Researchers at Google have unveiled MusicLM, an artificial intelligence model that can generate music with high fidelity from text. MusicLM creates music at a constant frequency of 24 kHz over several minutes, modeling the process of generating conditional music as a hierarchical sequence-to-sequence modeling problem.
MusicLM, a model that generates high fidelity music from textual descriptions, such as “a soothing violin melody backed by a distorted guitar riff”. MusicLM represents the conditional music generation process as a hierarchical sequence-to-sequence modeling task and generates music at a frequency of 24 kHz that remains constant over several minutes.
Experiments show that MusicLM outperforms previous systems both in terms of sound quality and adherence to textual description. Furthermore, they demonstrate that MusicLM can be conditioned by both text and melody, as it can transform played and hummed melodies according to the style described in the textual description. To support future research, MusicCaps, a dataset composed of 5.5 thousand music-text pairs, with rich textual descriptions provided by human experts, is publicly released.
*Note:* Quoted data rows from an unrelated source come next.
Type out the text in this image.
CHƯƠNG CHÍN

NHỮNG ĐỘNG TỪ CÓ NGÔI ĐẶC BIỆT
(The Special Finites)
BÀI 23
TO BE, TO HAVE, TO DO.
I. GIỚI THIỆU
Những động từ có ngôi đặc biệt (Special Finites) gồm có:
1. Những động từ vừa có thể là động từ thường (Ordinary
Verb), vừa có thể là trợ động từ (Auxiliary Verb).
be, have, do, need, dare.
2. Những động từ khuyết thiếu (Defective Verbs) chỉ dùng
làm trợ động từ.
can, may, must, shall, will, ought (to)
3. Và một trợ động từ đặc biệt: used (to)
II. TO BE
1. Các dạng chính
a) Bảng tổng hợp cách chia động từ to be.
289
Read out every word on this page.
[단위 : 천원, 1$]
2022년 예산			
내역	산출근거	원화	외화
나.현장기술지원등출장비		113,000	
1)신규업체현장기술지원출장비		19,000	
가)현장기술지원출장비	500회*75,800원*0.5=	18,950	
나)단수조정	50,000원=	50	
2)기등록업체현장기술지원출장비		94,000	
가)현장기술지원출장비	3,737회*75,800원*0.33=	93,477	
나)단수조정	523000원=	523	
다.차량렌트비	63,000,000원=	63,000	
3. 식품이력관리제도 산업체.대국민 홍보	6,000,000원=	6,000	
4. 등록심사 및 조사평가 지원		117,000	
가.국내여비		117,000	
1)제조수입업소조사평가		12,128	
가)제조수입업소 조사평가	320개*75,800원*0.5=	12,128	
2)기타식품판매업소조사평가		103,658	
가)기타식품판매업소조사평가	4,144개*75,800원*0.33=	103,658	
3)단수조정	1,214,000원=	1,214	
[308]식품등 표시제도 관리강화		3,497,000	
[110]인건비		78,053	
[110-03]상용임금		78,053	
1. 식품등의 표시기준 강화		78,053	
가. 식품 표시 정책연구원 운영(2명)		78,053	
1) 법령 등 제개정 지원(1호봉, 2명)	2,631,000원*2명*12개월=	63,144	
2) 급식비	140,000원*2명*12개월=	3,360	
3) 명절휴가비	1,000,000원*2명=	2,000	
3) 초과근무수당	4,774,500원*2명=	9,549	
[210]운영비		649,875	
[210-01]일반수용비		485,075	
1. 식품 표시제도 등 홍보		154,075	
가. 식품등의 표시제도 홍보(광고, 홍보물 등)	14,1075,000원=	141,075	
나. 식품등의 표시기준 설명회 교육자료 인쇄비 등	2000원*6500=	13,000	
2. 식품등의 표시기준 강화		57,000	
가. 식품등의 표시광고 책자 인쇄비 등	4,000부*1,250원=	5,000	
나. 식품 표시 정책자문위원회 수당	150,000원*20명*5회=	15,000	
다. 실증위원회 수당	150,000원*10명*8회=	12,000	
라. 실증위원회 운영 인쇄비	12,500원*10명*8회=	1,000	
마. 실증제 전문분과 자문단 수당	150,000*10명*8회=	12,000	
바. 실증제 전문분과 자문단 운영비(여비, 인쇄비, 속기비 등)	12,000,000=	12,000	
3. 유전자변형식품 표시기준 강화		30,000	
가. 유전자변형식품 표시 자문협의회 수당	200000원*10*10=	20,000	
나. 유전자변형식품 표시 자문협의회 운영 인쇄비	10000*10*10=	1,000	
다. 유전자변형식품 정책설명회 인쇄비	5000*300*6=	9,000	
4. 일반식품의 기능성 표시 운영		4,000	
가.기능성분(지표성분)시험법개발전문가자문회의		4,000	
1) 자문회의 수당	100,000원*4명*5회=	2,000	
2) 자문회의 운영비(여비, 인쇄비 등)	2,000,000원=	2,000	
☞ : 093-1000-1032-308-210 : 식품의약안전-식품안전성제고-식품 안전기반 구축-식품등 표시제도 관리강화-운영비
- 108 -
According to the research paper, MusicLM is trained on a dataset with 280,000 hours of music to create songs that make sense for complex descriptions. The researchers also claim that their model outperforms previous systems in terms of both sound quality and adherence to textual description, Infoq wrote on the topic.
MusicLM’s samples, include five-minute pieces created from just one or two words like melodic techno, as well as 30-second samples that sound like entire songs and are formed from paragraph-long descriptions that prescribe genre, vibe, and even specific instruments.
Google is more cautious with MusicLM than some of their competitors may be with similar technology, as it has been with previous attempts at this form of artificial intelligence. The article ends with the statement, “We have no plans to reveal any models at this stage.”